De plus, on manque de femmes : le ratio de masculinité qui a atteint 120 en gros de 1995 à 2005 est retombé à 112, le ratio normal dans le monde étant de 105 hommes pour 100 femmes. Cela signifie que, suivant les années de naissance, 7% à 15% des hommes seront hors du marché du mariage, soit 40 millions d’actuels ou futurs célibataires à vie. L’Université de Hong Kong estime que les migrants internes dépensent une forte partie de leur salaire dans les bordels.

Ma casquette de démographe me suggère que cette relative rareté aidera les femmes à progresser vers l’égalité, une égalité proclamée par le régime, mais qui restait très théorique.

La montée des filles est aussi une conséquence de la politique de l’enfant unique : quand ce dernier était une fille, elle a été aussi soutenue qu’un garçon. Elle a donc fait de bonnes études, veut continuer à travailler et prendre son indépendance, comme les garçons

Ce nouveau comportement féminin est source de tensions au moment où l’État fait pression pour redresser la natalité et respecter les traditions patriarcales pour conserver « l’harmonie » de la société. Deux raisons qui poussent le parti à vanter « la femme au foyer ».

Les perspectives économiques

Jusque vers 2015 – 2018, le système économique était clair : les entreprises étrangères puis nationales s’installaient dans les villes de la côte, puis du centre de la Chine, tandis que les vieilles régions industrielles chinoises du Nord dépérissaient. Les villes étaient prospères et eurent rapidement des équipements de qualité.

NB  sur la carte ci-dessous, au centre Nord, la relative richesse de la « Mongolie intérieure » vient des matériaux précieux que sont « les terres rares » (principal producteur mondial) et autres métaux indispensables à l’ industrie moderne et ne reflète pas du tout l’état de la paysannerie locale, notamment mongole.

Carte de Salvatore Babones (fev 2018) : Les régions côtières de Chine étaient 5 fois plus riches que les provinces intérieures les plus pauvres en 2017, d’après les chiffres communiqués par le Bureau national des Statistiques de Chine.

 

La masse de la main-d’œuvre venait de la campagne, allait travailler en ville dans des conditions d’horaires et de salaires très dures dans un premier temps, mais n’avait pas droit d’utiliser les services urbains, chacun restant à vie attaché à sa commune de naissance.

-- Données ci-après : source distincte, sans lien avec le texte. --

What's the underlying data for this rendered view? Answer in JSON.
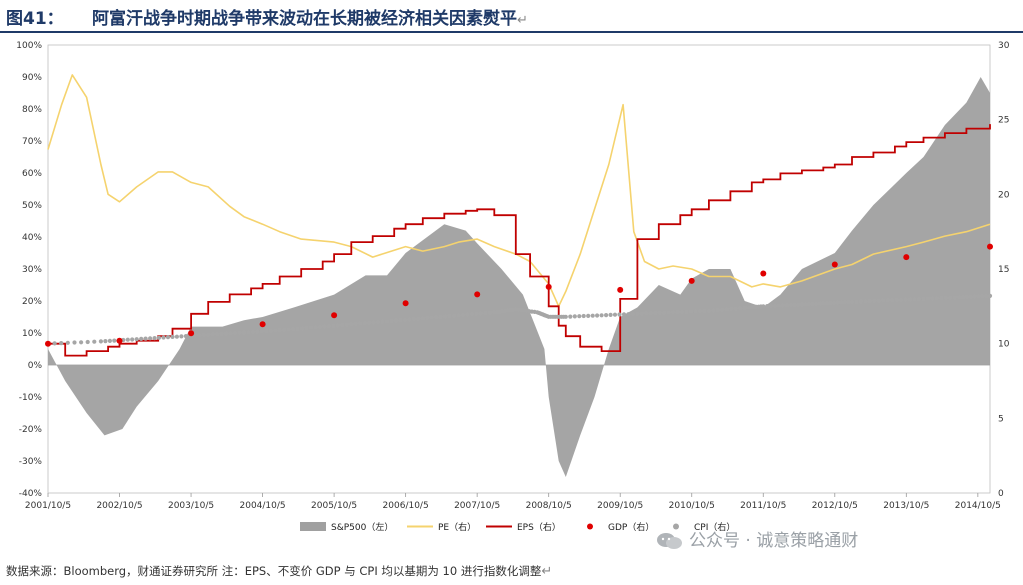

Y compris les enfants de ces migrants internes qui restaient avec leurs grands-parents à la campagne, en attendant l’argent des parents ouvriers en ville.

Cette phase concerne plutôt les parents des jeunes aujourd’hui, car la situation a profondément changé. D’abord le réservoir de main-d’œuvre rurale est maintenant presque vide. Cela, combiné à l’arrivée des classes creuses dans la population active a considérablement renchéri les salaires, ce que la croissance de la productivité a permis d’absorber jusqu’à présent.

Maintenant, la méfiance envers les mesures gouvernementales chinoises et le coût de la main-d’œuvre plus élevé que dans les pays des environs renvoient les investisseurs, chinois comme étrangers, vers le Vietnam et les autres pays de la région.

Parallèlement les jeunes migrants venant de la campagne, où le système scolaire est nettement moins performant et qui donc ont souvent eu une moins bonne éducation, se lancent dans l’économie informelle. Ces migrants représenteraient 25 % de la population urbaine, tandis que les enfants des 75 % restants ont les diplômes nécessaires pour décrocher de bons postes dans les grandes entreprises privées ou publiques.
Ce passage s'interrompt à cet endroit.